China brings home the bacon for Peppa Pig

Peppa Pig in Chinese dress Image copyright EOne

Peppa Pig is becoming a big hit in China where sales of her toys, clothes and home furnishings are on the up.

The cartoon pig's popularity in the country has been driven by nationwide showings of her TV programme and a big social media presence.

Peppa has attracted 34 billion views on the different Chinese platforms since the brand launched in 2015.

The toy is also bringing in increased revenue in the US for Entertainment One, which owns the brand.

Peppa successfully hit the big screen this year, with Peppa Pig: My First Cinema Experience taking £3.6m in the UK and A$2.2m (£1.3m) in Australia and New Zealand.

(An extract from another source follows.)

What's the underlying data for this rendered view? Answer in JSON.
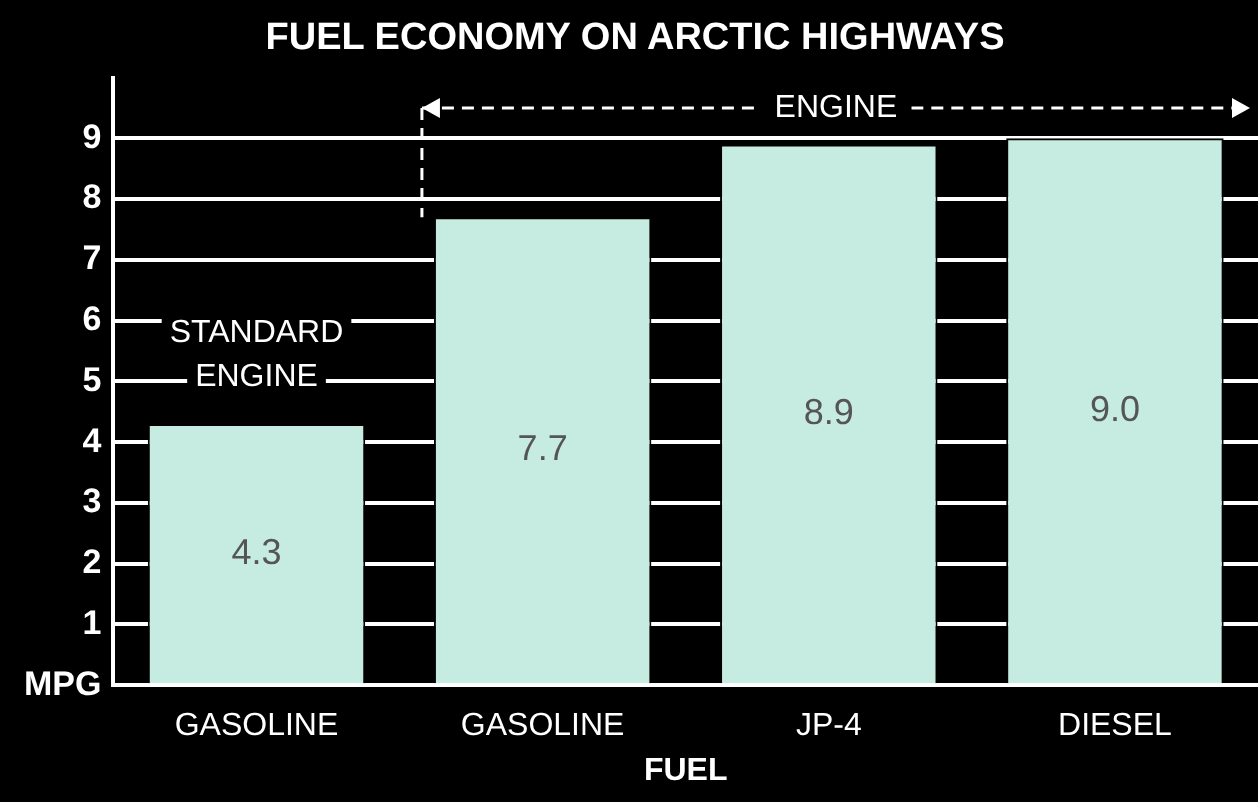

The group, which also owns film business eOne and a television arm, said in a trading update on Wednesday that all divisions were performing as expected.

However, box office revenues from films it distributes had nearly halved because of a lack of new releases.

Movies due to be released before the end of 2017, including Steven Spielberg-directed film The Post, Paddington 2 and A Bad Moms Christmas, should reverse that trend, EOne said.

Image copyright EONE

Andrew Carley, head of global licensing at Entertainment One, told the BBC that the biggest selling item in China had been the traditional story books.

Since April 2016, they have sold 18 million copies and he said: "The numbers in China are unlike anything we've seen in any other territory.

"The sales have blossomed probably as a result of that need or want of parents to educate children in English."

The next country to welcome Peppa is set to be Japan, with Mr Carley adding that then the pig would be truly global.

Local touch

Analyst Tom Harrington, of Enders Analysis, said the character's success in China was "amazing".

He told the BBC: "China is a massive market but is very difficult for Western media companies to get into for two reasons.

"One is censorship, and the other is that you can't operate there without an alliance with a Chinese business.

"However, children's content is very transferable between cultures, especially animation which is very easy to dub over to make it look local."

He said the most popular TV shows in any country are always locally made. For example, only one foreign programme made it into the top 150 shows watched in the UK last year.

Shares in EOne fell 1.4% to 254.5p, valuing the company at £1.1bn, but the stock has risen more than a fifth over the past 12 months.